Radioactive iodine timing does not affect overall survival in papillary thyroid carcinoma
Overall survival in patients with high-risk papillary thyroid carcinoma is not affected by timing of post-thyroidectomy radioactive iodine therapy, study data show.
Paritosh Suman, MD, of the department of surgery, University of Chicago – NorthShore University HealthSystem, and colleagues evaluated data from the National Cancer Database on 9,706 patients with papillary thyroid carcinoma undergoing near/subtotal or total thyroidectomy and radioactive iodine (RAI) therapy to determine the effect of the timing of initial RAI therapy on overall survival.
Early RAI therapy was given within 3 months after thyroidectomy, and delayed RAI therapy was given between 3 and 12 months after thyroidectomy.
Early RAI therapy was given to 88% of patients, and mean timing for early RAI was 47.9 days and 134 days for delayed RAI.
An increased chance of delayed RAI was associated with tumors larger than 4 cm, follicular variant papillary thyroid carcinoma, uninsured patients and black race. An increased likelihood of early RAI therapy was associated with performance of a total thyroidectomy in comparison with near/subtotal thyroidectomy, a cervical lymph node dissection and presence of cervical lymph node metastasis.
Mean survival was 74.7 months, and tumors larger than 4 cm, increasing age, male sex, aggressive papillary thyroid carcinoma variants, positive margins and low income levels were associated with an increased risk for death. Overall survival was not affected by RAI timing in adjusted Cox multivariable analysis (HR = 1.26; 95% CI, 0.98-1.62). No difference in overall survival was found with early or delayed RAI (HR = 1.29; 95% CI, 0.91-1.81).

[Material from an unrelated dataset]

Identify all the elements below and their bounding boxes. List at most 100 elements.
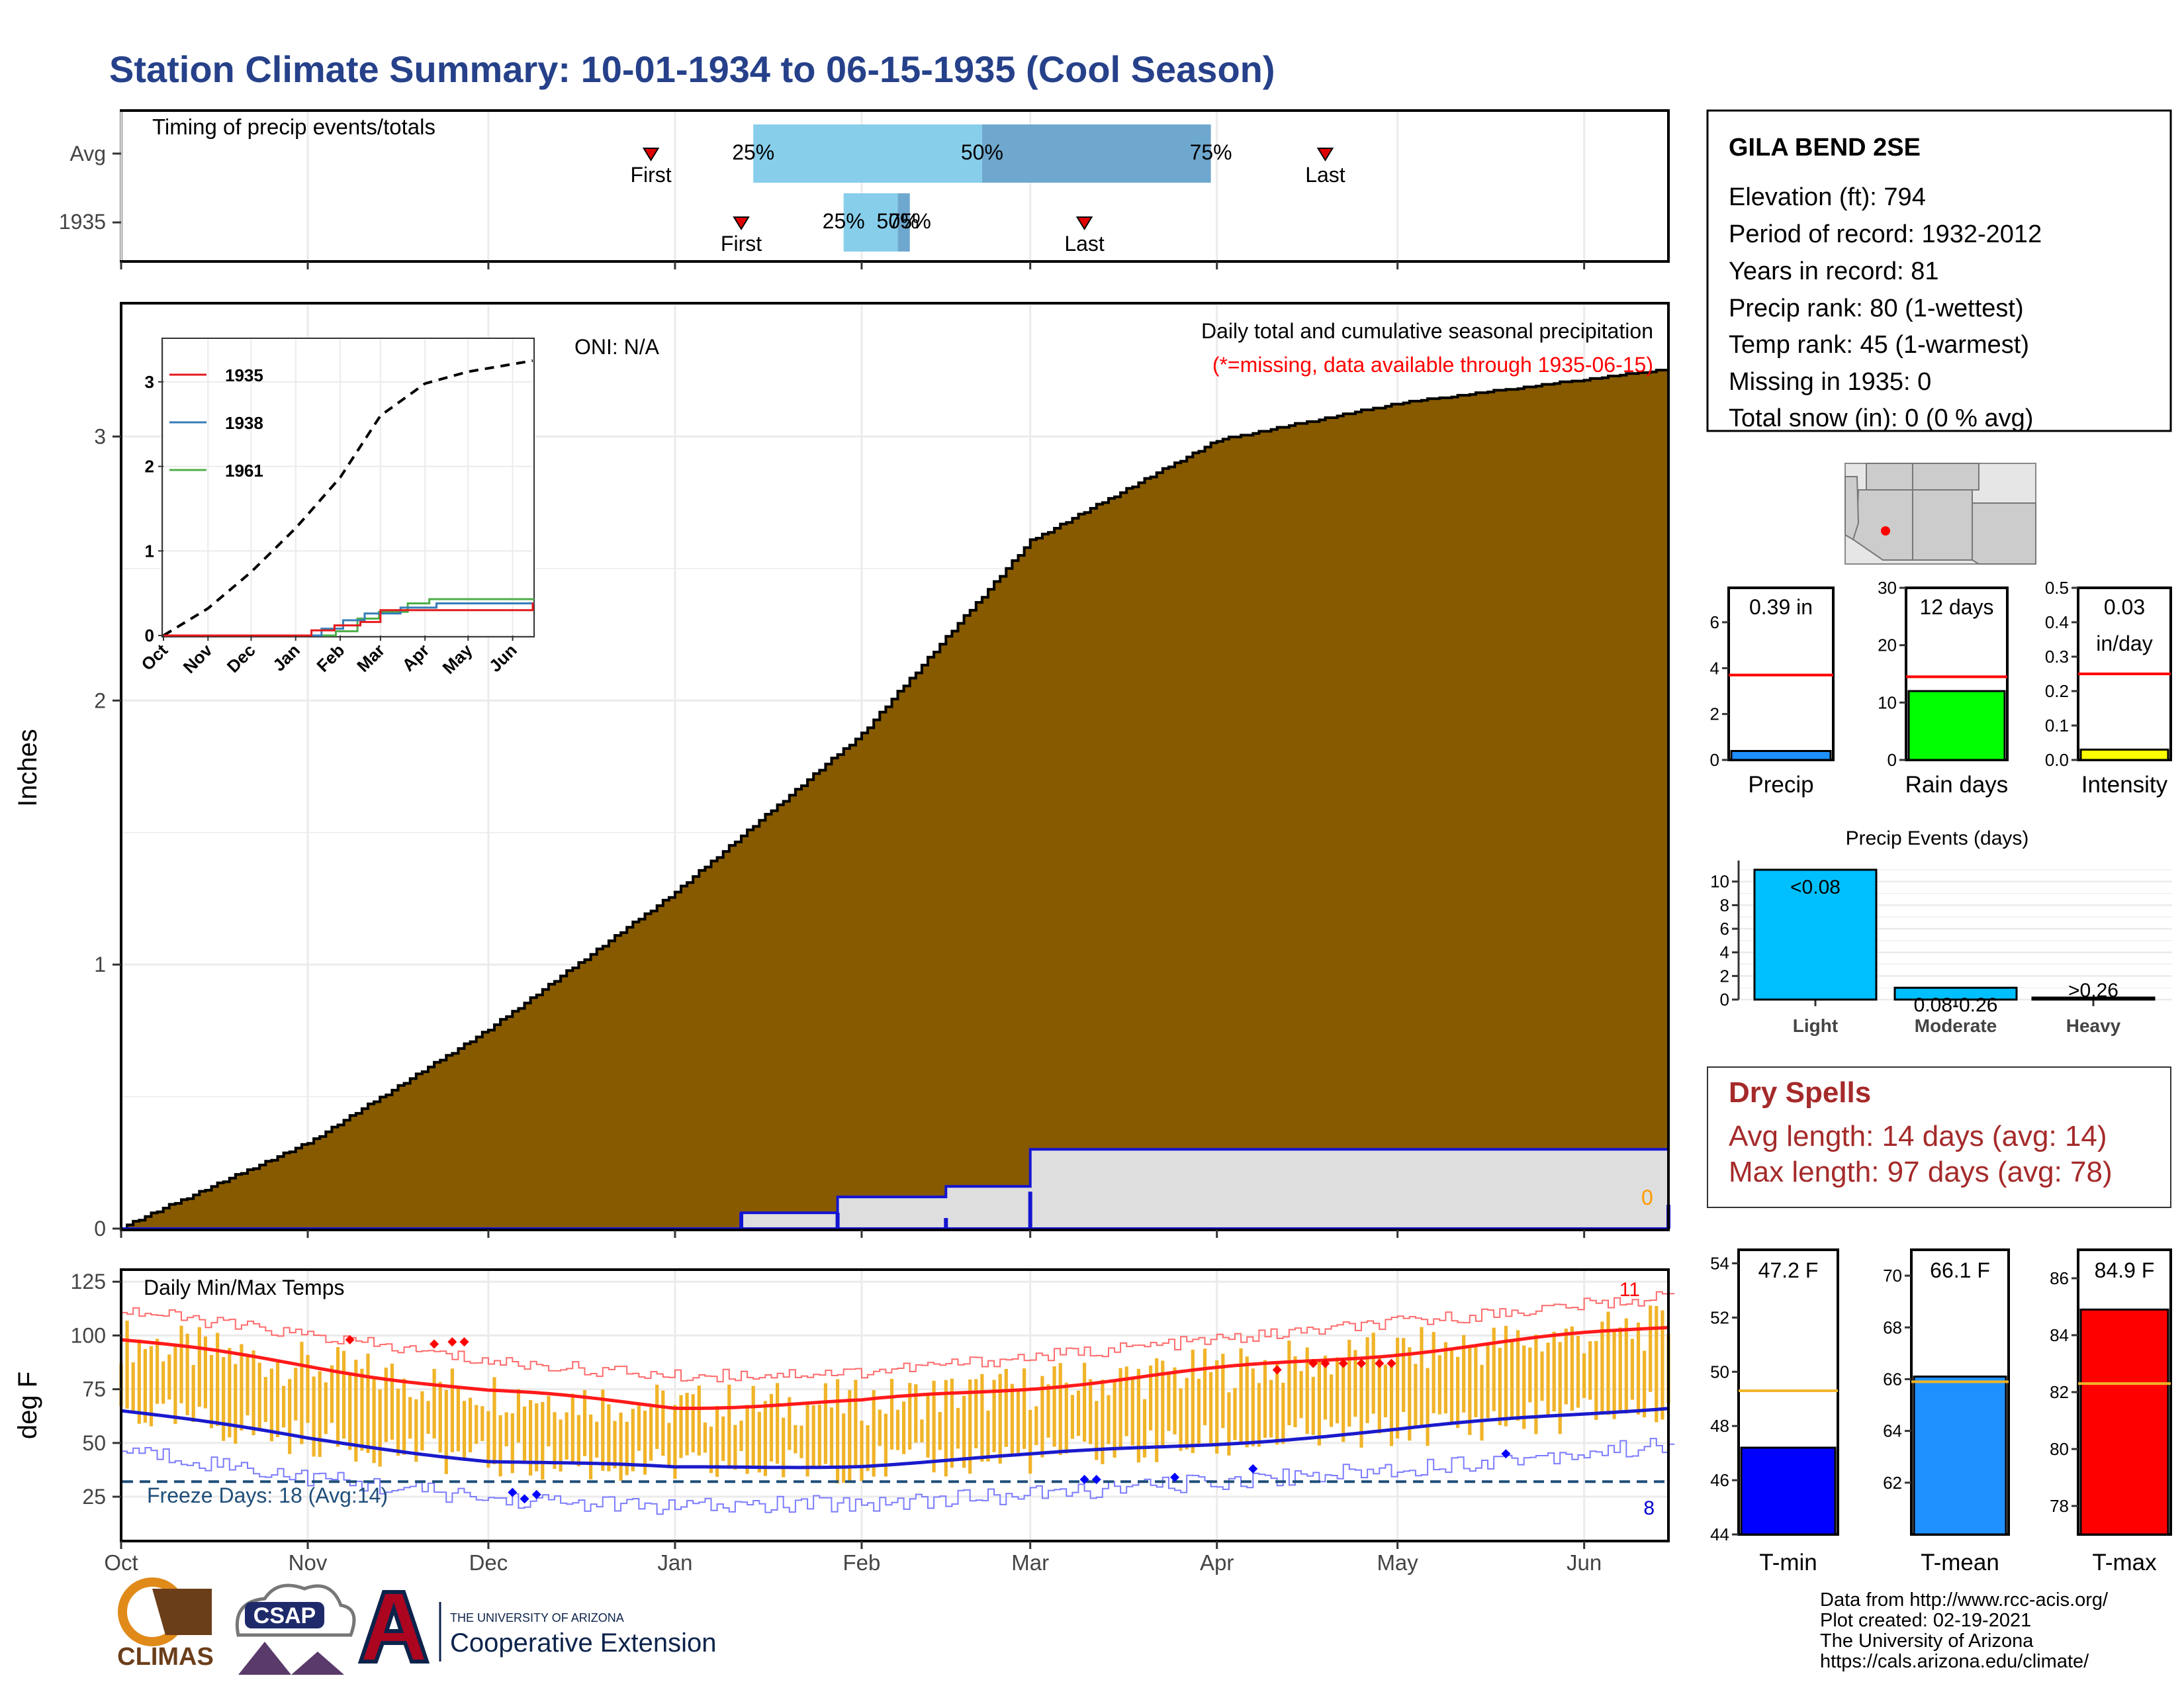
events-y-tick-label: 0	[1720, 990, 1729, 1009]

“Early or delayed administration of the initial RAI therapy after thyroidectomy does not impact overall survival in [papillary thyroid carcinoma] patients with high-risk disease,” the researchers wrote. “The conventional 3 months’ limit for post-thyroidectomy RAI therapy is not associated with any survival difference. Additionally, other weekly or monthly time points for RAI therapy are also not significantly associated with any change in long-term survival. Clinicians could consider these findings in accommodating patients’ preferences, disease factors and optimal utilization of health care resources when recommending RAI therapy.” – by Amber Cox
Disclosure: The researchers report no relevant financial disclosures.